Tarek works in a studio on Alexandria’s Sharia Mahatet El Raml, named after the famous waterfront square in the center of the city. The studio belonged originally to her grandfather, a professional painter of film posters. Although only recently extinct, the painted-poster genre has already been snapped up by cultural nostalgists, as well as contemporary professionals. Artists as diverse as Lara Baladi, Hani Rashed, and Shirana Shahbazi have each reused or adapted some element of the long-standing handmade pop culture practice in their own work. Her grandfather’s métier is not, however, Tarek’s first interest. (She comes by her own idiom via Frank Miller animations and second-hand Marvel comics.) It is rather the occupation of a studio (his studio) that links their practices.
What was the difference between the comic book page original and its “fine art” equivalent as it appeared on the wall of the Townhouse Factory space? Besides the switch in medium, from ink to painting, and scale, from page to wall-size, little had changed. Nonetheless, though perhaps unintentionally, Tarek’s work had come full circle to intersect with that of her studio’s original protagonist: the poster painter. The combined text and image were emphatic and open-ended.
Near 3m Hassan, a TV set on top of a podium played and replayed Lotfy’s A Letter to a Lover. A chubby prepubescent boy, a sort of archetypal naughty kid, ran around with a can of spray paint in a largely concrete, lower-middle-class Cairene neighborhood. Despite the demographic density of such areas, the boy was apparently unwatched.

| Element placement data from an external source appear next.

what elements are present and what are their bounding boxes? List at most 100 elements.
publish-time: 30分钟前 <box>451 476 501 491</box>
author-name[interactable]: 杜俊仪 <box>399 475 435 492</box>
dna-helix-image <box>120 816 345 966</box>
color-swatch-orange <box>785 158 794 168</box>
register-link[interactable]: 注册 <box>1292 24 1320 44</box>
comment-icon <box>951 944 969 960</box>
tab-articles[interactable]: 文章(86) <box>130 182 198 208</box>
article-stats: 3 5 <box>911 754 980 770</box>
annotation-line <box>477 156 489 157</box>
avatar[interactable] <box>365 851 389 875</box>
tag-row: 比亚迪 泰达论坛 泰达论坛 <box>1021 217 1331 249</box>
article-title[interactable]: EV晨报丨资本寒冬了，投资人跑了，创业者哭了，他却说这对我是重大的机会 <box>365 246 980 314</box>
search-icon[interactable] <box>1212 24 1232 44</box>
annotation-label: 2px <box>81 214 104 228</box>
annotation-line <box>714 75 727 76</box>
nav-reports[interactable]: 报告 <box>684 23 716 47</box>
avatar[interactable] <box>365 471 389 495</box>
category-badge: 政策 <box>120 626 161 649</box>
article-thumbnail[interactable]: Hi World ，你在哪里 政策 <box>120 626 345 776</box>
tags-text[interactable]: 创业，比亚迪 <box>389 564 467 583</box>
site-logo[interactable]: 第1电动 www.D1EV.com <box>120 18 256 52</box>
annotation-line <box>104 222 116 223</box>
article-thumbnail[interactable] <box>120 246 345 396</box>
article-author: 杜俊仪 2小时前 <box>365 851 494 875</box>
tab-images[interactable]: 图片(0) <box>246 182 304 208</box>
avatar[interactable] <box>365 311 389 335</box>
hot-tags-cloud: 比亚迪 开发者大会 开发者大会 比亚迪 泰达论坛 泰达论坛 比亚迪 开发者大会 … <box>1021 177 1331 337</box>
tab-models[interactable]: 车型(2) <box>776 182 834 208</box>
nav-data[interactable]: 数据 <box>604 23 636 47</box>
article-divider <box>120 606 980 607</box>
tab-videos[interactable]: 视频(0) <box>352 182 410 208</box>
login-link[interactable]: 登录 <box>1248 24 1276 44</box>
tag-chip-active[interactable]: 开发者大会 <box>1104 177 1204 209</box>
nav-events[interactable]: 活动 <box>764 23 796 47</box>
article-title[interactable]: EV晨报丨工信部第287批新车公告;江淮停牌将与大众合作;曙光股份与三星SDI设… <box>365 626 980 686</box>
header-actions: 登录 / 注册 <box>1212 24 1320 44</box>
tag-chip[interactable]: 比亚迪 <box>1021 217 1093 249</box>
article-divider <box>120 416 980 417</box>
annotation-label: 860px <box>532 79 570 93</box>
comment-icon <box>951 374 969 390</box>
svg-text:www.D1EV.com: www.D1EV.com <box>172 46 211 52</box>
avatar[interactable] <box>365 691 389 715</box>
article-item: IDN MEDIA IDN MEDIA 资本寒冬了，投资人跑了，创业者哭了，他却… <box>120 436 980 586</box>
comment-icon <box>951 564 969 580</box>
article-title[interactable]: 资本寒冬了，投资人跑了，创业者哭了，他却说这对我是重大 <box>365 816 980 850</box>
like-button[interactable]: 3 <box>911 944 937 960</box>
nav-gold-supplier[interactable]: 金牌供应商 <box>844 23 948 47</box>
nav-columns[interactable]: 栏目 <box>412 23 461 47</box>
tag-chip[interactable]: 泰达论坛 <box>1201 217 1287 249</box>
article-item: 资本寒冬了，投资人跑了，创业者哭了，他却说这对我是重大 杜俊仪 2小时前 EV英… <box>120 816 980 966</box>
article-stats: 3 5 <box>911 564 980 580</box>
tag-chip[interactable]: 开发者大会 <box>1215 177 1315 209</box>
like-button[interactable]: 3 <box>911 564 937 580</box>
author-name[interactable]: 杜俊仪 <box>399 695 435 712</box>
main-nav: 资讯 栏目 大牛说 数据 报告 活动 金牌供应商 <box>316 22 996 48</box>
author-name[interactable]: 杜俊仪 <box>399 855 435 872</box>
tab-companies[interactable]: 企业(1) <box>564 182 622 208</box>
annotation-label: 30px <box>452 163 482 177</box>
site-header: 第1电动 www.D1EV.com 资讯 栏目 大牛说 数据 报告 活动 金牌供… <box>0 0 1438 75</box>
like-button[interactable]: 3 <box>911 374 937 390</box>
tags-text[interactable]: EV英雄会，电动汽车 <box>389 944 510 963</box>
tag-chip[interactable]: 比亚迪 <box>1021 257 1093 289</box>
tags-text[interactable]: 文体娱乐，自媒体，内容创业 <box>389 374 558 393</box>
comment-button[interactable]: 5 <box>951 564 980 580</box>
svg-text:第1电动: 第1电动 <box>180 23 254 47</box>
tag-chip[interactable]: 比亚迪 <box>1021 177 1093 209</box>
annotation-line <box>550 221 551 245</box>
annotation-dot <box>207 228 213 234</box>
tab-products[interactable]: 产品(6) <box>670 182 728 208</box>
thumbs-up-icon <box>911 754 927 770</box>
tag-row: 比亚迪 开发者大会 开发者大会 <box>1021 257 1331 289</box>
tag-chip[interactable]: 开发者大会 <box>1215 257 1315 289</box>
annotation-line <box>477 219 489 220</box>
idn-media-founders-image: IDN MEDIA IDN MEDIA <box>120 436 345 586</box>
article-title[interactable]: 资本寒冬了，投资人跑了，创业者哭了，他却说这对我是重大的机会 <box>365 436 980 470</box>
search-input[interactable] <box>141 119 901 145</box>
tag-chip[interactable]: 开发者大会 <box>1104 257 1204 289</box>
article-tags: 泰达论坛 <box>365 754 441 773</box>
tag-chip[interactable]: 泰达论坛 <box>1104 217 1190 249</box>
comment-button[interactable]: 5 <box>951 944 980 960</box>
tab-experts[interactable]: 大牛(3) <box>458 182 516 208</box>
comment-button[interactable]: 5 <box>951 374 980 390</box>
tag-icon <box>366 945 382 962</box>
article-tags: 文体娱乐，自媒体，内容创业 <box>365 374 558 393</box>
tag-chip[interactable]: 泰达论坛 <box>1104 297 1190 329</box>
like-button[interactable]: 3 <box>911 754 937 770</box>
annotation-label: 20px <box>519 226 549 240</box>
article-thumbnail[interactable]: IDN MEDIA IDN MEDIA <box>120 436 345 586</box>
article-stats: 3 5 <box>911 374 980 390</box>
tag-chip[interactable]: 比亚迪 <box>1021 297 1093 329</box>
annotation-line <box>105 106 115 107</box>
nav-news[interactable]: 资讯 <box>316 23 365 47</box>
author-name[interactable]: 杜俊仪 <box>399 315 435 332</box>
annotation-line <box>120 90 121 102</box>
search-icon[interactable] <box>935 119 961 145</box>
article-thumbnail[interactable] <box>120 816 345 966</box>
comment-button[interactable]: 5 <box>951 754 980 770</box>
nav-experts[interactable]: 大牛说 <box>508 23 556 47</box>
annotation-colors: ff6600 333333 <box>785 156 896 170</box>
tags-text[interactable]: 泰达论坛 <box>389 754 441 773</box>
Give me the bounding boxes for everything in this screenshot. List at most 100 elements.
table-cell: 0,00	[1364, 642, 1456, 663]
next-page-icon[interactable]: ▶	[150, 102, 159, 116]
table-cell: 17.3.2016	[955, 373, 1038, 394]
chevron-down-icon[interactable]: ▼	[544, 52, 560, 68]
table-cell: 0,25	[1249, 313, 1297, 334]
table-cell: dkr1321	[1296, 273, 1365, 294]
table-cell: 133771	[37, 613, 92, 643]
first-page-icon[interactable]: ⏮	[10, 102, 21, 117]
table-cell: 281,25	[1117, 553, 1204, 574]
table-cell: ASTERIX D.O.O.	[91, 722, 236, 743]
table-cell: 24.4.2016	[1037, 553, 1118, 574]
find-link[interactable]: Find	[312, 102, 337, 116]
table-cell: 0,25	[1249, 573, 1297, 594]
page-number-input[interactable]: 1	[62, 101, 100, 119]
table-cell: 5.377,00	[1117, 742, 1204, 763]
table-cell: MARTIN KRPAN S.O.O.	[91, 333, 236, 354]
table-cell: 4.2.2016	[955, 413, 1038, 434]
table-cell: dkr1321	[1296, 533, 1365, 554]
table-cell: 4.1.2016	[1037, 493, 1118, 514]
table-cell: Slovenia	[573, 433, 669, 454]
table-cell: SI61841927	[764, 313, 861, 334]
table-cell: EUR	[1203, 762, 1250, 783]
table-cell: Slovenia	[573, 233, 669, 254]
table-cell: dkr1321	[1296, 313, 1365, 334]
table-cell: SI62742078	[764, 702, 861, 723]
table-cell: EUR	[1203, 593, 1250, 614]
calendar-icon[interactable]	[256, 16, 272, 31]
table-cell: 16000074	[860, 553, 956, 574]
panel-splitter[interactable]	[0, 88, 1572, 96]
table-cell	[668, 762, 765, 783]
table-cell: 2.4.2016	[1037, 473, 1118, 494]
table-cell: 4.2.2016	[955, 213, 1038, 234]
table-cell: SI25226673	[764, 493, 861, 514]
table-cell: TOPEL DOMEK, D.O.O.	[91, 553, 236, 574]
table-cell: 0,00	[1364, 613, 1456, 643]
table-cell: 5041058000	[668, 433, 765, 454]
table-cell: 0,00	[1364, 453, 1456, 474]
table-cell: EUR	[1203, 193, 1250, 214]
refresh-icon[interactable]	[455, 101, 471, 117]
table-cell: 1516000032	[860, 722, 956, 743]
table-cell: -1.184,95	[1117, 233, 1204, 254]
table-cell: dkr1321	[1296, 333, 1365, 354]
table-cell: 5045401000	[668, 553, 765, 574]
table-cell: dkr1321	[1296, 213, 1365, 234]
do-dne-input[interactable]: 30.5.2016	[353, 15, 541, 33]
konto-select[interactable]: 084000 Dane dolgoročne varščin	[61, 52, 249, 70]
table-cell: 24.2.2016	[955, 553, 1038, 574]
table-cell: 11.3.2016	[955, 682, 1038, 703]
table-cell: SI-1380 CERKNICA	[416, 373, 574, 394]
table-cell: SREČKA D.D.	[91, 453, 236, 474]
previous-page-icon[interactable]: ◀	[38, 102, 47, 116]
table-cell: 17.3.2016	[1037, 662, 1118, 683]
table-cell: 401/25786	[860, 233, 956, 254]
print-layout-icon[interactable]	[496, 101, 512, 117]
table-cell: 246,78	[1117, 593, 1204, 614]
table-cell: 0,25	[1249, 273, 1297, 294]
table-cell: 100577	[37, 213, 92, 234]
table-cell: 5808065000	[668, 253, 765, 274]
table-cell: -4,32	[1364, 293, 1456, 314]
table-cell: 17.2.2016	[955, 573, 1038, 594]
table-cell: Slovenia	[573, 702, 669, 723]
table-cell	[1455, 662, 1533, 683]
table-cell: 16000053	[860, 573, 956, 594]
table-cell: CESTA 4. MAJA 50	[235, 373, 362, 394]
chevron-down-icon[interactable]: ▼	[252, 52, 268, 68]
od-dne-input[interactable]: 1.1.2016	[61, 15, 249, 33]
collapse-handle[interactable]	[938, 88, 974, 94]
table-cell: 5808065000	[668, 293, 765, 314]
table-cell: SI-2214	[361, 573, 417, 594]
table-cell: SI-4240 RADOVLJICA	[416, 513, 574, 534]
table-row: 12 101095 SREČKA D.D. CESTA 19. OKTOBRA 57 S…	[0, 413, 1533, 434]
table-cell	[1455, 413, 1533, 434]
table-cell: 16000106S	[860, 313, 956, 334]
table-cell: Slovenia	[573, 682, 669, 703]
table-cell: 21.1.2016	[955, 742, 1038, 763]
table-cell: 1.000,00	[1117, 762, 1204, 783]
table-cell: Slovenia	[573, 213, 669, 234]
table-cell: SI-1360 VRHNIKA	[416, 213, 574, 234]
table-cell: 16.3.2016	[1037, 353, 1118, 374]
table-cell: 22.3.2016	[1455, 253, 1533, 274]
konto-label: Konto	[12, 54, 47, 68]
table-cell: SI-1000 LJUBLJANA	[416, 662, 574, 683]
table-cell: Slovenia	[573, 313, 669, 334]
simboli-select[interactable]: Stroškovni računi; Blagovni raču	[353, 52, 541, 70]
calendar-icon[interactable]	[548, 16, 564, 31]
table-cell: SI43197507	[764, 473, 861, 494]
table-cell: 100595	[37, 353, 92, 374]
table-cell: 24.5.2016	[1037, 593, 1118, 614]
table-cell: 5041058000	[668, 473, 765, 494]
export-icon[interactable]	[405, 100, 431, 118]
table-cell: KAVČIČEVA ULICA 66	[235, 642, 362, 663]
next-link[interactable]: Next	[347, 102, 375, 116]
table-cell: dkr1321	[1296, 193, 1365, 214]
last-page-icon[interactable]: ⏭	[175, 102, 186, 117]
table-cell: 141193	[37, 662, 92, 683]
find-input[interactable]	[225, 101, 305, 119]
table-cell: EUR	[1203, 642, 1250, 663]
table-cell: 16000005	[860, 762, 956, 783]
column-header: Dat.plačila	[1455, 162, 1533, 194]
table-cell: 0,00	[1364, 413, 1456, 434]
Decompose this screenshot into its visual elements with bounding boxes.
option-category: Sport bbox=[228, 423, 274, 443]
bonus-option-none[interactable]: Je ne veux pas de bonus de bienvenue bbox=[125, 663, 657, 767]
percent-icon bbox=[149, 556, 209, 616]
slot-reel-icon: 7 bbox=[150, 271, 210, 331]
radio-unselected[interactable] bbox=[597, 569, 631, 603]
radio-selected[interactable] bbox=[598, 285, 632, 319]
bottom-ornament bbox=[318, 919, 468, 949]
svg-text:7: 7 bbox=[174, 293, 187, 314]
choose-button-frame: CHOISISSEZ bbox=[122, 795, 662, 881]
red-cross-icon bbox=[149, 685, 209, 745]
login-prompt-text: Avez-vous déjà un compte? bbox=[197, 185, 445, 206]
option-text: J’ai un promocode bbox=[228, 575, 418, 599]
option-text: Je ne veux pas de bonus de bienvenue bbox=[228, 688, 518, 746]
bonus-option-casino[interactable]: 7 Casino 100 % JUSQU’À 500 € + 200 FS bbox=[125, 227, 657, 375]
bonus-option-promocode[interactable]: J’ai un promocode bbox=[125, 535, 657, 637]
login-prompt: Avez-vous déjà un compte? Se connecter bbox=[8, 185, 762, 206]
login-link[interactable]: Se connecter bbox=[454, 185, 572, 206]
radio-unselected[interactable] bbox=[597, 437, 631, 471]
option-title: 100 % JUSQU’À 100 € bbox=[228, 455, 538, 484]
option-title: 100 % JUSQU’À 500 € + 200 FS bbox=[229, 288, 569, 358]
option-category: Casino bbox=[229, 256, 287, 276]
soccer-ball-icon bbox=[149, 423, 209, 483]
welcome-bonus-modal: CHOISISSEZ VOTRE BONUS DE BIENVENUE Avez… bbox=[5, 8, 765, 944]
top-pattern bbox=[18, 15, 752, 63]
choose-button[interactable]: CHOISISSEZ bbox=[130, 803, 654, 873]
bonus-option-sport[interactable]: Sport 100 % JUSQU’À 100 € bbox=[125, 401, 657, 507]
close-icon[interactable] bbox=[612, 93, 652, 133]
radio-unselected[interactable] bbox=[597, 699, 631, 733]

If you looked hard, the strangled sunlight suggested early-morning filming. The boy was both cowardly and delighted with the minor crimes he was getting away with.
The simple comedy was complicated by a female voiceover repeating in Arabic a line taken from Daniel Defoe’s Robinson Crusoe: “Then I grabbed my sword & stuck it to the belt around my waist. I took an axe & gave it to Furady [sic]. Finally I took my telescope & climbed to the top of the hill with Furady [sic] to see how many savages had come this time.” The mysterious alignment suggested some deeper meaning, although what this was remained unclear. The repetition of the voiceover was soothing, like a mantra intended to accompany some personal ritual. Were we watching one boy’s game of men and savages? Was this boy a Crusoe or a Friday or a Carib? Were the delinquencies of amateur graffiti so different from those dreamt by other overgrown schoolboys of an earlier age, who were more likely to have actually read Robinson Crusoe? The caption-writer has misspelled “Friday” but this boy got the idea, and so did we.